Updated Thursday, Feb. 13, 2020 at 4:05 p.m.
A mobile voting application used in West Virginia’s 2018 election cycle is susceptible to various vulnerabilities, according to a study released Thursday by researchers at the Massachusetts Institute of Technology. But the company behind the technology is disputing the findings and recommendations of the study.
A security analysis of the application Voatz shows a number of weaknesses, including the opportunity for hackers to change how a person has voted. Researchers also found that the application’s use of a third-party vendor for voter identification and verification poses potential privacy issues.
“[O]ur analysis has shown that this application is not secure. A passive network adversary can discover a user’s vote, and an active one can disrupt transmission in response. An attacker that controls a user’s device also controls their vote, easily brushing aside the app’s built-in countermeasures,” the paper’s conclusion reads. “And our analysis of the protocol shows that one who controls the server likely has full power to observe, alter, and add votes as they please.”
The company, however, disputes the findings of the MIT analysis. Voatz said the researchers were presenting "bad faith recommendations" by testing an old version of the application that was not used in any real elections.
"Voatz has worked for nearly five years to develop a resilient ballot marking system, a system built to respond to unanticipated threats and to distribute updates worldwide with short notice," the company said in a statement posted online Thursday. "It incorporates solutions from other industries to address issues around security, identity, accessibility, and auditability."
The MIT analysis comes amid a growing debate over how to balance attempts to increase voter turnout with security concerns. Groups like Tusk Philanthropies have advocated for a rollout of mobile voting tech technologies like Voatz by funding pilots for elections in various states and municipalities.
That includes West Virginia.
In 2018, the Secretary of State’s office implemented a mobile voting pilot program for overseas military absentee voters. Tusk Philanthropies footed the bill for counties who took part in the pilot.
For the general election, 144 voters from 21 counties made use of the Voatz app to cast a ballot. State officials have said paper ballot audits on Election Day 2018 show that votes cast using the application were accurate as intended by the voter.
Michael Specter and James Koppel — two graduate students from MIT’s Department of Electrical Engineering and Computer Science — conducted the security analysis of Voatz under the guidance of Daniel Weitzner, a principal research scientist at MIT’s Computer Science and Artificial Intelligence Lab.

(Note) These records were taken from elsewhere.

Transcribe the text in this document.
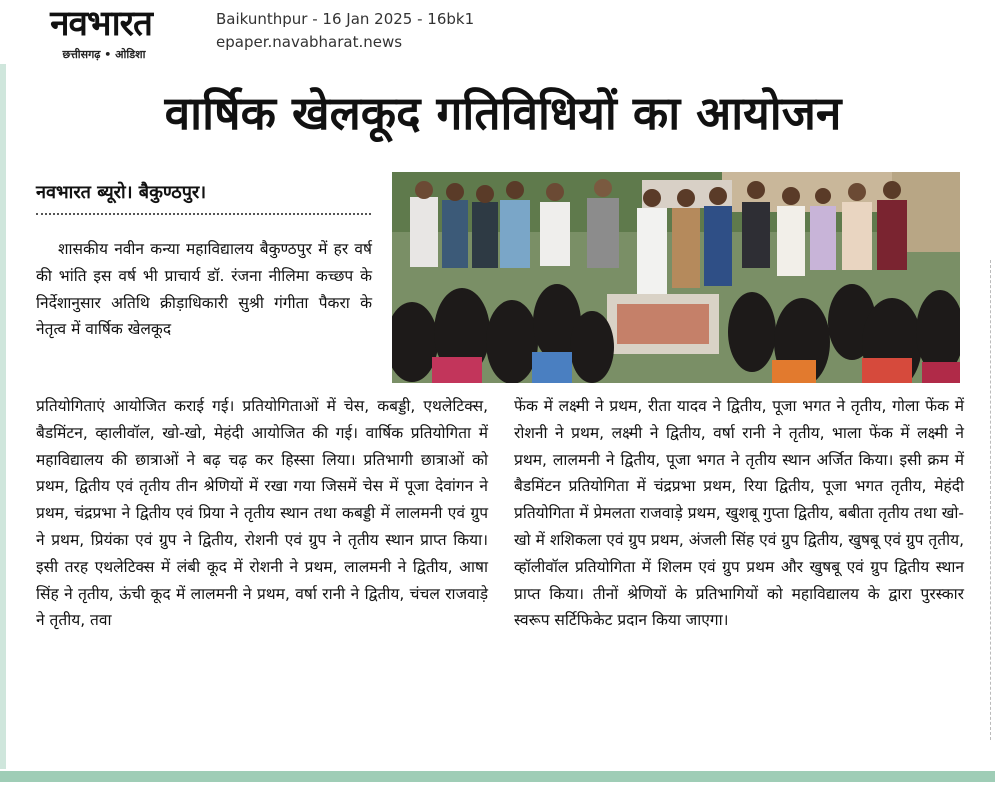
नवभारत
छत्तीसगढ़ • ओडिशा
Baikunthpur - 16 Jan 2025 - 16bk1
epaper.navabharat.news
वार्षिक खेलकूद गतिविधियों का आयोजन
नवभारत ब्यूरो। बैकुण्ठपुर।

शासकीय नवीन कन्या महाविद्यालय बैकुण्ठपुर में हर वर्ष की भांति इस वर्ष भी प्राचार्य डॉ. रंजना नीलिमा कच्छप के निर्देशानुसार अतिथि क्रीड़ाधिकारी सुश्री गंगीता पैकरा के नेतृत्व में वार्षिक खेलकूद

प्रतियोगिताएं आयोजित कराई गई। प्रतियोगिताओं में चेस, कबड्डी, एथलेटिक्स, बैडमिंटन, व्हालीवॉल, खो-खो, मेहंदी आयोजित की गई। वार्षिक प्रतियोगिता में महाविद्यालय की छात्राओं ने बढ़ चढ़ कर हिस्सा लिया। प्रतिभागी छात्राओं को प्रथम, द्वितीय एवं तृतीय तीन श्रेणियों में रखा गया जिसमें चेस में पूजा देवांगन ने प्रथम, चंद्रप्रभा ने द्वितीय एवं प्रिया ने तृतीय स्थान तथा कबड्डी में लालमनी एवं ग्रुप ने प्रथम, प्रियंका एवं ग्रुप ने द्वितीय, रोशनी एवं ग्रुप ने तृतीय स्थान प्राप्त किया। इसी तरह एथलेटिक्स में लंबी कूद में रोशनी ने प्रथम, लालमनी ने द्वितीय, आषा सिंह ने तृतीय, ऊंची कूद में लालमनी ने प्रथम, वर्षा रानी ने द्वितीय, चंचल राजवाड़े ने तृतीय, तवा

फेंक में लक्ष्मी ने प्रथम, रीता यादव ने द्वितीय, पूजा भगत ने तृतीय, गोला फेंक में रोशनी ने प्रथम, लक्ष्मी ने द्वितीय, वर्षा रानी ने तृतीय, भाला फेंक में लक्ष्मी ने प्रथम, लालमनी ने द्वितीय, पूजा भगत ने तृतीय स्थान अर्जित किया। इसी क्रम में बैडमिंटन प्रतियोगिता में चंद्रप्रभा प्रथम, रिया द्वितीय, पूजा भगत तृतीय, मेहंदी प्रतियोगिता में प्रेमलता राजवाड़े प्रथम, खुशबू गुप्ता द्वितीय, बबीता तृतीय तथा खो-खो में शशिकला एवं ग्रुप प्रथम, अंजली सिंह एवं ग्रुप द्वितीय, खुषबू एवं ग्रुप तृतीय, व्हॉलीवॉल प्रतियोगिता में शिलम एवं ग्रुप प्रथम और खुषबू एवं ग्रुप द्वितीय स्थान प्राप्त किया। तीनों श्रेणियों के प्रतिभागियों को महाविद्यालय के द्वारा पुरस्कार स्वरूप सर्टिफिकेट प्रदान किया जाएगा।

The study’s authors echo other election security experts who have cautioned against using internet-facing technologies to cast ballots.
“The consensus of security experts is that running a secure election over the internet is not possible today,” Koppel said in a news release accompanying the release of the paper. “The reasoning is that weaknesses anywhere in a large chain can give an adversary undue influence over an election, and today’s software is shaky enough that the existence of unknown exploitable flaws is too great a risk to take.”
But places like West Virginia have already taken that risk — at least to some degree.
Research published last year by the University of Chicago — funded by Tusk Philanthropies — touted West Virginia’s mobile voting pilot using Voatz as a success and that it increased voter turnout for the population affected. However, the paper also noted heavy concerns over security with electronic and internet-facing voting technologies.
An audit of Voatz, declassified this week by the U.S. Department of Homeland Security’s Hunt and Incident Response Team (HIRT), showed there were no threats detected — but the app showed some room for improvement.
“During the one-week on-site engagement and subsequent remote analysis on the data collected, HIRT analysts did not detect threat actor behaviors or artifacts of past activities on the in-scope portions of the Voatz networks. HIRT identified some areas where defense-in-depth protections and configurations could be improved to help Voatz’s IT security personnel defend their enterprise network,” the conclusion of the DHS audit reads.
However, opportunities for more rollouts of applications like Voatz could still be on the way in West Virginia.
Donald “Deak” Kersey, who serves as general counsel for West Virginia’s Secretary of State’s office, said elections officials have not yet made a decision on whether or not to use Voatz as part of complying with the state’s new law.
“As technology advances to provide additional security and accessibility for the voters, the state’s due diligence process regarding technology options and vendors also continues,” Kersey said in an email. “It is our goal to maintain the integrity of our elections and voters’ confidence in the results, while finding the most secure method available that allows every voter the opportunity to vote regardless of their physical disability or geographic location.”
Kersey said the Secretary of State’s office will decide by March 1 on what technology will be used for the upcoming primary election.
West Virginia’s primary election is May 12.